In future experiments, arsenic removal from contaminated soil by GE P. putida KT2440 expressing either RparM or RparsM-gfp in combination with plants will be examined. The rhizosphere is the most active portion in soil, which has important ecological implications for soil function, including biogeochemical cycles. Furthermore, a wider range of soil types, soil properties and soil with different arsenic contamination levels will be further utilized to evaluate the efficiency of GE P. putida in arsenic removal. The relative toxicity of an arsenical depends primarily on the species, whether it is inorganic or organic, its oxidation state and solubility. Inorganic trivalent arsenite has high toxicity and high mobility, but mineral-bound arsenicals such as sulfide forms are highly insoluble, so the efficiency for GE P. putida to removal these arsenic compounds need to be further evaluated. A better understanding of these processes is critical for maintaining the safety of our food supply.[39,40] A genetically engineered microbe that exhibits fluorescence when it methylates arsenic will be especially useful for monitoring this critical biogeochemical process at the plant root-soil interface. Our results suggest the potential feasibility of using symbosis between GE P. putida chromosomal expressing RparsM and plant as an efficient strategy for arsenic remediation from contaminated soil. Although more toxic MAs(III) and DMAs(III) are generated during this methylation pathway, both are rapidly methylated to the volatile end product TMAs(V)O. In addition, they are chemically unstable and are quickly oxidized to the nontoxic pentavalent forms. This process is promising for harnessing the root system of plants to increase yields of staple food crops.
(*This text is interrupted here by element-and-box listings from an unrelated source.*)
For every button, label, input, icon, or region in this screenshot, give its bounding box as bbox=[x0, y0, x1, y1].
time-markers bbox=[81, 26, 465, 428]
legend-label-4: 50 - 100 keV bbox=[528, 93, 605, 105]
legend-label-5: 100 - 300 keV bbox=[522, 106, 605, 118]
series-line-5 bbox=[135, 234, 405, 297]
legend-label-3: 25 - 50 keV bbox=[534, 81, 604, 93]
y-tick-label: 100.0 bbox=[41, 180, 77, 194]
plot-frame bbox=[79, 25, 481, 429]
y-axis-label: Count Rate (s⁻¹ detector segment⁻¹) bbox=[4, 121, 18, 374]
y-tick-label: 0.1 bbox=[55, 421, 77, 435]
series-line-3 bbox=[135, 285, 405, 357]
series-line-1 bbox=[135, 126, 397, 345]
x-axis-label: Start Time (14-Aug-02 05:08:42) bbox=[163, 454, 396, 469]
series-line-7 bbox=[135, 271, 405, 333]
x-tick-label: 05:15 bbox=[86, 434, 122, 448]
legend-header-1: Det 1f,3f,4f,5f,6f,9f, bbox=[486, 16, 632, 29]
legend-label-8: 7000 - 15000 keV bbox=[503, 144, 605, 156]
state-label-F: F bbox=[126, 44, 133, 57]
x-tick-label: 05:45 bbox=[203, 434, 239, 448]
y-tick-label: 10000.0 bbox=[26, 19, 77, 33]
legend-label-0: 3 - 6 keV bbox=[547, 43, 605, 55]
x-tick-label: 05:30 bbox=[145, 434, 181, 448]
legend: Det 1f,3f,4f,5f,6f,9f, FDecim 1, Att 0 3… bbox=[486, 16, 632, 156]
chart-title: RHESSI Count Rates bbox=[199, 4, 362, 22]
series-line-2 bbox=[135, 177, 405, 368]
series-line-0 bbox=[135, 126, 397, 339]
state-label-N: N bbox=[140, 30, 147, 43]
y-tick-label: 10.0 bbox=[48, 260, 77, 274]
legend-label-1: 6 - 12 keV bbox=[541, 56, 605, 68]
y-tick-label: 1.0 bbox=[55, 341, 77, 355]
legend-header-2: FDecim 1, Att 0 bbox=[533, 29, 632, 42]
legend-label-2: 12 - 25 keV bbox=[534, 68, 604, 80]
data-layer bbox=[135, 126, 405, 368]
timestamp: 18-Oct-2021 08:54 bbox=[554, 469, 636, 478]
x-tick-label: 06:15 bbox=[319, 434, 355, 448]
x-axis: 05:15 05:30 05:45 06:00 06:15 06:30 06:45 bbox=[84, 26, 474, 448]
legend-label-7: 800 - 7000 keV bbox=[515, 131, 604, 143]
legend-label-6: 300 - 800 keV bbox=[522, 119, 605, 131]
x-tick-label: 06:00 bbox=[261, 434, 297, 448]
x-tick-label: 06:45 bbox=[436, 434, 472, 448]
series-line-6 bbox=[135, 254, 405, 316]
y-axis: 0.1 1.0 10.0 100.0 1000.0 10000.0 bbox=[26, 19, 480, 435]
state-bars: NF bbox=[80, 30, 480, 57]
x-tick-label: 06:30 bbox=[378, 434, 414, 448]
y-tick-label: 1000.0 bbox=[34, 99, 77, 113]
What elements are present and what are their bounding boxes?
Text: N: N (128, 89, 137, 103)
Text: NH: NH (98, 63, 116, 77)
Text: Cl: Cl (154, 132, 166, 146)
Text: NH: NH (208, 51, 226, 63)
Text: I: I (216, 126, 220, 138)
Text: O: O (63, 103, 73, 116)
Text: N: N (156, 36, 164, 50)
Of concern for any new bioremediation scheme is whether it is better and safer than the methods that it replaces. Large-scale interventions on arsenic-contaminated soil based on the GE strain described in this paper must be preceded by a thorough evidence-based risk assessment study to ensure safety to the surrounding animal, plant, and human landscape. In this context, the question of the toxicity and fate of TMAs(III) is key to diagnose the applicability of such an strategy. Bartolomeo Gasio (1863–1944) demonstrated that fungi grown on arsenic produced a gas that could kill rats.[41] This “Gosio Gas” was thought to be TMAs(III). However, recently Cullen has called this an “urban myth” and the has showed that TMAs(III) is entirely nontoxic.[42] Inhalation by animals or humans in the target site would be expected to result in rapid elimination in urine, resulting in a negligible hazard. If produced by soil bacteria during the day, the half-life of atmospheric TMAs(III) can be measured in minutes or 8 h[43] under daytime conditions. However, at night when there is no photodegradation, TMAs(III) is stable for days, providing sufficient time for the gas to be diluted into the “infinite sink” of the atmosphere. Subsequent photooxidation would ensure dispersed to areas of low arsenic. These hypothetical scenarios should be endowed with solid evidence and quantitative parameters before large-scale applications can be contemplated in earnest. While such studies are beyond the scope of this paper, we advocate our approach, that is, engineering soil microbes for arsenic methylation and volatilization as a valuable and worth considering avenue for tackling the phenomenal challenge of this type of environmental pollution.